The Personalist Project

Do Personalism and Business Mix?

I’m still editing Foundations of Management, that book by Juan Antonio Perez Lopez, my husband’s late mentor. I continue to be happily surprised at how personalist-friendly it is. The book is lengthy and systematic, but this post will be neither: just a little something to whet the appetite.

On the Limits of Coercive Power

                                         

Juan Antonio distinguishes between power and authority.  Power in business organizations is generally measured in terms of money: if you have enough of it to offer—or sufficient power to take enough of it away—you can force anyone to do anything, can’t you? Whether it functions as a carrot or a stick. It’s the “universal motivator.”  Isn’t it?

                                      

It turns out it's not. There are more limits than you might expect. Coercive power cannot produce an affective response, for instance. At best, it can yield an imitation of one.

                                                 

And you can’t coerce trust or cooperation or loyalty. You can trick people into trusting and wanting to cooperate with you.  Plenty of research is devoted to just that: the search for ever more effective techniques of manipulation, so as to “produce” a sense of unity, of identification with the organization. But you can’t force anybody to trust you: either your intentions or your competence.

It’s not always illicit to exercise power, of course.  But the goal, Juan Antonio insists, is to get to the point where you don’t have to use it—where you don’t have to resort to “Because I said so, and I’m the boss” or “Because you’re an underling, and you can’t stop me.” 

                                      

The goal is to achieve the authority that leads people to trust both your intentions and your judgment.  They’ll do what you ask, even if they themselves lack the expertise to understand why it makes sense.  They know you have their welfare at heart.

This resonates with me as a mother. And it brings us to another key distinction:

The Formal System and the Informal System:

Simply put, the formal system reduces persons to their roles.  A mechanistic approach does this: if you’re a cog in a machine, your identity is your function. That's what you're for. An “organism approach” does the same thing, though slightly less blatantly. If you’re a kidney, or a liver, and the company is the body, your whole identity centers around the function you perform for the organism as a whole.  Your identity is secondary to its identity. 

                                         

If you’re a free subject, though, things become complicated—so complicated that many managers would rather just pretend you’re not.

The typical manager much prefers to do his thinking within the formal system.  It fits neatly into organizational charts.  It’s unambiguous.  It doesn’t try to represent variables like whether Mr. X is hardworking and honest, or whether he's concerned for Mr. Y's development.  It doesn’t even consider whether Mr. X gets along well with Mr. Y, whether Mr. Y has a grudge against Mr. X for an unjust action committed last week.  It doesn’t concern itself with whether Mr. X is motivated by money-lust, a desire to feel appreciated, or a concern for his subordinate’s well-being.

Instead, it says: Look, just tell me his role. Who’s above him?  Who’s below him?  What benefits does he have coming to him?  What sanctions can be used against him?

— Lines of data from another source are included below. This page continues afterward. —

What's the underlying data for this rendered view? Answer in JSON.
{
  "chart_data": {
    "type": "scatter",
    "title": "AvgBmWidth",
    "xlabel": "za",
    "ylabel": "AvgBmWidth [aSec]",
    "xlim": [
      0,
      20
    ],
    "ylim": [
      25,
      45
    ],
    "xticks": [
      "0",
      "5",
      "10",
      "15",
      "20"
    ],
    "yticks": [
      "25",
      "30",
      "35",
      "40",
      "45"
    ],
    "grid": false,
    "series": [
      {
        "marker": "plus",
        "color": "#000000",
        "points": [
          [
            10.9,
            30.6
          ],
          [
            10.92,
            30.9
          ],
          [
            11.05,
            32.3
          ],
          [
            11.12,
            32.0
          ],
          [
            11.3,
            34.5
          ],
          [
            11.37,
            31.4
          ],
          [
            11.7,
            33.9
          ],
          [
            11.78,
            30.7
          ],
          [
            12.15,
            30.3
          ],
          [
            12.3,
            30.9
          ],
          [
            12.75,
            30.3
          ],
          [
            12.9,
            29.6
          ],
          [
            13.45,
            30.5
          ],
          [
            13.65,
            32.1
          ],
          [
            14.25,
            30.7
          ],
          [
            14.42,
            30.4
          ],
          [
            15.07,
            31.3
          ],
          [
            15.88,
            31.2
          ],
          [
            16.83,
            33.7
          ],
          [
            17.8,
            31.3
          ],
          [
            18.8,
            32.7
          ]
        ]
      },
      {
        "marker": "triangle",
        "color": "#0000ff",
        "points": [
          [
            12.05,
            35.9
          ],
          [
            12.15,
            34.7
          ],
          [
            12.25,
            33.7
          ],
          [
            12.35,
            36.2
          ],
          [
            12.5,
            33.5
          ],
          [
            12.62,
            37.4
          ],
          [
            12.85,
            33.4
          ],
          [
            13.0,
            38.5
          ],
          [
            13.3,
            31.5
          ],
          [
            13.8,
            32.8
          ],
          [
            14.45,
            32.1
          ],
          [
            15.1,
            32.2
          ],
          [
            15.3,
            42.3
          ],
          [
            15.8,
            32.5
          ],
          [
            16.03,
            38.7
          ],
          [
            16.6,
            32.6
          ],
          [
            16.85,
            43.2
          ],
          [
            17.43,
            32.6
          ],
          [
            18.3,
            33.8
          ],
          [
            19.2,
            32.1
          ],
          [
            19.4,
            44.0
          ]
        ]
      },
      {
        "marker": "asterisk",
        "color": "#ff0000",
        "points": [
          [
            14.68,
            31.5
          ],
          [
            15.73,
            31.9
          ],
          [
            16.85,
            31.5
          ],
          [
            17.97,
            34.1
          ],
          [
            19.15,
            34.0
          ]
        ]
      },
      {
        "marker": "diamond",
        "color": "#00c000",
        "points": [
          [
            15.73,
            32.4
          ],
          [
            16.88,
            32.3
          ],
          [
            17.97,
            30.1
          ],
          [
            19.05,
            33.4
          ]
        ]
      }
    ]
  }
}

                                   

Here's Juan Antonio:

The notions about business organizations prevalent in our culture … tend to emphasize formal systems as the most important means of ensuring the company's achievement of its objectives, and that they tend to view informal systems as something of secondary importance--a potential source of conflict and friction--which, at best, may serve to facilitate the objective achievement processes established by the formal system.

This rang a bell with me: this tendency to dismiss and ignore the whole vast reality of what’s going on within personal subjects, as well as what’s going on between one subject and another. It can happen in families, in schools, in cultures. It infests medical, scientific, and educational endeavors.  And it can seem especially natural in a company. It's the pseudo-practical approach.

Some managers do perceive the importance of personal and interpersonal realities but feel forced to ignore them because they can’t be measured as easily as production and remuneration.  Others really don’t see that they matter, dismissing them as touchy-feely ephemera.  Others—maybe the worst of all—see the usefulness of taking personal and interpersonal realities into account and devote themselves to trying to measure and manipulate them—like the sandwich shop that formally requires its employees to smile at each customer.

                              

They’ve found a way to turn a personal affective response into a quantifiable and assessable duty. Now they can realy start engaging in some more efficient coercion.

There's lots more here.  Those most familiar with organizational behavior literature can best appreciate how revolutionary and refreshing Juan Antonio's approach is. I just hope they're not too benumbed by the usual fare to notice.